Surprisingly, Scorsese is not the only veteran of Hollywood to recently join social media. In May, Francis Ford Coppola also joined Instagram and has shown a great interest in using Stories, even more so than his passion for creating movies and wine. In June, he participated in an Ask Me Anything session where he shared new and interesting facts about himself. For example, he revealed that his favorite film is Rumblefish, he has never played a Nintendo game, he often thinks about the Roman Empire, and his breakfast consists of half a cup of low-fat yogurt and three-quarters of a banana. Currently, he is using Instagram Stories to ask his followers thought-provoking questions, such as whether they agree with Italian philosopher Giovanni Pico della Mirandola’s belief that humans are geniuses and a “miracle for all to admire” (with 60% of his followers agreeing).

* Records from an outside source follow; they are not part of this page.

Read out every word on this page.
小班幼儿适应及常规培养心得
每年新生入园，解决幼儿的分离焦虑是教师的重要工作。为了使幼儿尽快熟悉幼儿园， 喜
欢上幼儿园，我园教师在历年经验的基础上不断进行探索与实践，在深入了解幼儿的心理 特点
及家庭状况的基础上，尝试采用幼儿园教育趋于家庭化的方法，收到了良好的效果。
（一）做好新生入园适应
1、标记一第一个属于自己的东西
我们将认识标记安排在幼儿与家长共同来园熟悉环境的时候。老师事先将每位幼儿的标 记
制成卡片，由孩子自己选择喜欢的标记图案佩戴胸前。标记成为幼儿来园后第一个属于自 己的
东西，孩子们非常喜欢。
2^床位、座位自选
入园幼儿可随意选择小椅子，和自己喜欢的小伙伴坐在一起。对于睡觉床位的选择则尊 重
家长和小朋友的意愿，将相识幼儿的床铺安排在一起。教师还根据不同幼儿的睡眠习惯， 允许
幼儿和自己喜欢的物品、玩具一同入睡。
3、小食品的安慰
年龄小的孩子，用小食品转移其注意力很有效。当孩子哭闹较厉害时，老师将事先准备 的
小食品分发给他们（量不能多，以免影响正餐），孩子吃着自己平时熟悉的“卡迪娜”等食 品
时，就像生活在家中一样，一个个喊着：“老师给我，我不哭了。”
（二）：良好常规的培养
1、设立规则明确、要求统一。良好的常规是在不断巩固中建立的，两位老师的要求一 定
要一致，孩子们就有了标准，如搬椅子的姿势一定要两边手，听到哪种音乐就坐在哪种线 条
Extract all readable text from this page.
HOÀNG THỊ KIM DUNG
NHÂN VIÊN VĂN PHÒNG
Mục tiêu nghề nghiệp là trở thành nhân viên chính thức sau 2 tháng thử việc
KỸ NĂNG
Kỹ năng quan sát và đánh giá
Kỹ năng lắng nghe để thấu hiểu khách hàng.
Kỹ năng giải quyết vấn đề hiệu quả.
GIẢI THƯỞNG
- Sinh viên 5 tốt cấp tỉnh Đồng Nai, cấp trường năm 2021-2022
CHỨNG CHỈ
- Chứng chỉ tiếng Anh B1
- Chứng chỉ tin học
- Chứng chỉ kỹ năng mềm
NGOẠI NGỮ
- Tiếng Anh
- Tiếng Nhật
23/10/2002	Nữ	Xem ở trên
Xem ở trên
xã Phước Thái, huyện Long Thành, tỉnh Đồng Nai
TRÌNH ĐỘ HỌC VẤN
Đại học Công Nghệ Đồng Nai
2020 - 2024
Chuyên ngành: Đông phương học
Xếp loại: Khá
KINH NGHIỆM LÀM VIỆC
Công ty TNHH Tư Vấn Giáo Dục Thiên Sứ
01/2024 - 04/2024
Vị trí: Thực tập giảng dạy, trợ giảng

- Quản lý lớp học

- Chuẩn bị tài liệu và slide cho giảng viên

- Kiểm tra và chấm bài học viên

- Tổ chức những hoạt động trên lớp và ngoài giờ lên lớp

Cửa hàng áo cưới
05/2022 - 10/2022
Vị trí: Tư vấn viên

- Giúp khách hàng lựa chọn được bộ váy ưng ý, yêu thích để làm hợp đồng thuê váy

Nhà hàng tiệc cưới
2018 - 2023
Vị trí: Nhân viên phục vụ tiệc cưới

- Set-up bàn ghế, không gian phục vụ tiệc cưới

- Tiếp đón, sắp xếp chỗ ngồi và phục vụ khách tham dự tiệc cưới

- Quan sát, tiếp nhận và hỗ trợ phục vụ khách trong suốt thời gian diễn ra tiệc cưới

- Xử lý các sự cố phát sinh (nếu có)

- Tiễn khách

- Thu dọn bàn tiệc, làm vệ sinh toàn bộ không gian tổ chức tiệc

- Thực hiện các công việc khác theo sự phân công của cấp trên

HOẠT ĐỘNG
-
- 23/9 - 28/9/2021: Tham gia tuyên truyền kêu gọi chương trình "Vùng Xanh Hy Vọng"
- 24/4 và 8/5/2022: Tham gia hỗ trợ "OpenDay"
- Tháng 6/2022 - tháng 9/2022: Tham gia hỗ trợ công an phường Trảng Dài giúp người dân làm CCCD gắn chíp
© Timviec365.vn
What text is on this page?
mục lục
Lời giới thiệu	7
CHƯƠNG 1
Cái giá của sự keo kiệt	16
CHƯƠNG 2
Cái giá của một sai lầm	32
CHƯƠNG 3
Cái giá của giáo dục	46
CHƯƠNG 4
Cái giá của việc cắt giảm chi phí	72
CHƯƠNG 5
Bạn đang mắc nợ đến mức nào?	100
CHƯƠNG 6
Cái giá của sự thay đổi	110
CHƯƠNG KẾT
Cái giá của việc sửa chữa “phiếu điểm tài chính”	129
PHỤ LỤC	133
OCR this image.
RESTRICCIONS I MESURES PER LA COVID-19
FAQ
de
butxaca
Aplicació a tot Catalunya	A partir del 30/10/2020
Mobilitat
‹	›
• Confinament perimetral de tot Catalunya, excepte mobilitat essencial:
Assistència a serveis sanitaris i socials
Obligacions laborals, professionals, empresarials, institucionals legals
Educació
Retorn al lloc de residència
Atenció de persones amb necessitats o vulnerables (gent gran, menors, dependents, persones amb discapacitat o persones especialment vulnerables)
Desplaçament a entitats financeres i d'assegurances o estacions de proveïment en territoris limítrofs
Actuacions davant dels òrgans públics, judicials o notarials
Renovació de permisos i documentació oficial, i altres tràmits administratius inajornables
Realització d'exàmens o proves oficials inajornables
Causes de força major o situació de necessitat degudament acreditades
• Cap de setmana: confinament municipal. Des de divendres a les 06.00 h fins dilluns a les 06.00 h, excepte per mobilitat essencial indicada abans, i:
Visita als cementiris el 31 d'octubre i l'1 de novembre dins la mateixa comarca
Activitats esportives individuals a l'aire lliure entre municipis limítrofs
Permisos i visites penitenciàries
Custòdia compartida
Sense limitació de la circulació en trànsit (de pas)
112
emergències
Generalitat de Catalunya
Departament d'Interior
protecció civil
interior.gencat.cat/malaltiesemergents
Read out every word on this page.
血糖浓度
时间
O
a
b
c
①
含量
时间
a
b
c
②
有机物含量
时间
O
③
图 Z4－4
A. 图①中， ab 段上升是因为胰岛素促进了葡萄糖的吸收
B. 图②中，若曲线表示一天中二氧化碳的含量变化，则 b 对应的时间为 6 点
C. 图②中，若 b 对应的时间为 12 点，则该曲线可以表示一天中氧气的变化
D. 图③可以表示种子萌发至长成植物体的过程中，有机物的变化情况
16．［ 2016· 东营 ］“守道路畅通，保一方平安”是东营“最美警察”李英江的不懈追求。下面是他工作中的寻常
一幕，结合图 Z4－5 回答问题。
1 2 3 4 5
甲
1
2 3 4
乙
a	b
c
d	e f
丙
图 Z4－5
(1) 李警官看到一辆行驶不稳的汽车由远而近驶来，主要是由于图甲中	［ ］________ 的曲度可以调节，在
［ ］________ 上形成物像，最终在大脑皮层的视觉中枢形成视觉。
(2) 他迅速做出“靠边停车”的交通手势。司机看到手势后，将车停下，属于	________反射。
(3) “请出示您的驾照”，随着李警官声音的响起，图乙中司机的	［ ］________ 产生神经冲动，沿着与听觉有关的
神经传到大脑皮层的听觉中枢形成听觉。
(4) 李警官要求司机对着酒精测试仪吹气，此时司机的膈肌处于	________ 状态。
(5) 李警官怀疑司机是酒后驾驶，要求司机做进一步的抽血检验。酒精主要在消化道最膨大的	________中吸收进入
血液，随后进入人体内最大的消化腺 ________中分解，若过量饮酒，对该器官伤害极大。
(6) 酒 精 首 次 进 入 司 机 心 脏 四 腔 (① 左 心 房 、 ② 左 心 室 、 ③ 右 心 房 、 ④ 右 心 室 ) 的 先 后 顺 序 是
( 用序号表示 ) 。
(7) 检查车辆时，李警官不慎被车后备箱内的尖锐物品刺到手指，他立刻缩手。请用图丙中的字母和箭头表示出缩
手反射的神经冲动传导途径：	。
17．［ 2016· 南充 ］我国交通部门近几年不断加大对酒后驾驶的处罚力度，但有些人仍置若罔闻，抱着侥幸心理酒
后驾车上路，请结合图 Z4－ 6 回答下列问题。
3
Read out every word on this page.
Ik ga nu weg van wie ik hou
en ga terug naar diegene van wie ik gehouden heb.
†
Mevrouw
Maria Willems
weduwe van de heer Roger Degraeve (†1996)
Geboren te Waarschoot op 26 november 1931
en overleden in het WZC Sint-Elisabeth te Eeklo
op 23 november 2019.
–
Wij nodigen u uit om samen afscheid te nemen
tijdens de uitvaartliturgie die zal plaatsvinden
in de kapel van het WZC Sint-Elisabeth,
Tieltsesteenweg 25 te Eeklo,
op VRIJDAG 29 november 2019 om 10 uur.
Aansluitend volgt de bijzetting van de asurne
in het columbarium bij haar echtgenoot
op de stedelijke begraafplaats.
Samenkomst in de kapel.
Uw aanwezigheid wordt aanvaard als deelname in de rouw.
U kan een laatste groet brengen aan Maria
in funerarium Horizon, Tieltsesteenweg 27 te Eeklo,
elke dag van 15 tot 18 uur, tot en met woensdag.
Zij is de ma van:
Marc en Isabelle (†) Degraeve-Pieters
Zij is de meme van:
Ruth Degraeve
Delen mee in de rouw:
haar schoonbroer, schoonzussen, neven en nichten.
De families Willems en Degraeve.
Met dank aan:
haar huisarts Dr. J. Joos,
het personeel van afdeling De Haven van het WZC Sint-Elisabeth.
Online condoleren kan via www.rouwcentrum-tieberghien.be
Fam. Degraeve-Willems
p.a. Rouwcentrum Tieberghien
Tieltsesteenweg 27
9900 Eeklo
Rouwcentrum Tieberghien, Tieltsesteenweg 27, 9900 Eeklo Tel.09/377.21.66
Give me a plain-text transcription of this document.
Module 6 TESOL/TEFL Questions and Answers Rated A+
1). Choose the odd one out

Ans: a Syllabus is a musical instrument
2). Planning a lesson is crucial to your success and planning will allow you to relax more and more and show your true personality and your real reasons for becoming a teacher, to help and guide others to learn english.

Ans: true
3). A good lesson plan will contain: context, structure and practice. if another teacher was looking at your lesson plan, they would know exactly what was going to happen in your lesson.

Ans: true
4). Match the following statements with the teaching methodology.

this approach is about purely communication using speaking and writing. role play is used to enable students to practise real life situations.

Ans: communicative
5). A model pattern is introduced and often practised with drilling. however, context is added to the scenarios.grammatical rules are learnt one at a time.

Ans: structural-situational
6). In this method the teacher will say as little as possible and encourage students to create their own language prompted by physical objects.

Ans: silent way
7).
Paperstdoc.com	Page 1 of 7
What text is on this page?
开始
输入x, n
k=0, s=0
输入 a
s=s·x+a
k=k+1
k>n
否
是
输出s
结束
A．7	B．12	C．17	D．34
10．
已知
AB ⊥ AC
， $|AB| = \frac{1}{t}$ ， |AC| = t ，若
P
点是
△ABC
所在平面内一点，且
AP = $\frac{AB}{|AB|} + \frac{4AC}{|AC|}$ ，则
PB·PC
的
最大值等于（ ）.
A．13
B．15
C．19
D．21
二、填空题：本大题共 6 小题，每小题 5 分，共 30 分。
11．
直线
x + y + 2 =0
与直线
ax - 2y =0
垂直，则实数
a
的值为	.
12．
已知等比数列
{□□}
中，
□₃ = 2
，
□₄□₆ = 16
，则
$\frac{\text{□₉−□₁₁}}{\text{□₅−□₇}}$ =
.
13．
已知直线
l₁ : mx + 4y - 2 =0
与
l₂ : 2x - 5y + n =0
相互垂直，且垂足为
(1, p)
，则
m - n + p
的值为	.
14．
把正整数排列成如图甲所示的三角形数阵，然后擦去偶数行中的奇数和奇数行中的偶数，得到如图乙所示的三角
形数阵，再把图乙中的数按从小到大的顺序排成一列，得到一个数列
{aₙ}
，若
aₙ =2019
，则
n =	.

Paul Schrader is a major contributor to the success of Facebook, as he is an avid user and frequent poster. He often shares his thoughts on various topics, such as his recent positive opinion of Priscilla and disappointment with Nashville. He also enjoys sharing memes that appeal to an older audience, similar to those liked by parents. His posts reflect his wisdom, crankiness, and nostalgia, and are a true representation of his personality, much like how Coppola and Scorsese use social media.

This method may not be suitable for everyone. George Lucas has only shared two items on Instagram. Spielberg is completely against it. David Lynch used to upload two videos per day on YouTube – a weather update and a type of lottery game – but he abruptly stopped in December. It is possible that these directors, along with most of their colleagues, wish to preserve the enigma they had at the beginning of their careers before social media turned us all into attention-seekers. It is also possible that they can express everything they want through their work, or that they are simply uninterested.

In my personal opinion, this is an error. Scorsese, Coppola, and Schrader are at the forefront here, demonstrating to others what they are missing. In today’s society, with an overflow of content and poor management by corporations, social media seems to be losing its appeal. It is refreshing to see esteemed individuals in their 70s and 80s utilizing social media to remind us of its initial appeal. It allows them to be playful, honest, and unfiltered. Other directors should take note and follow their example. I believe it is safe to say that we all agree Ridley Scott should be the first to do so.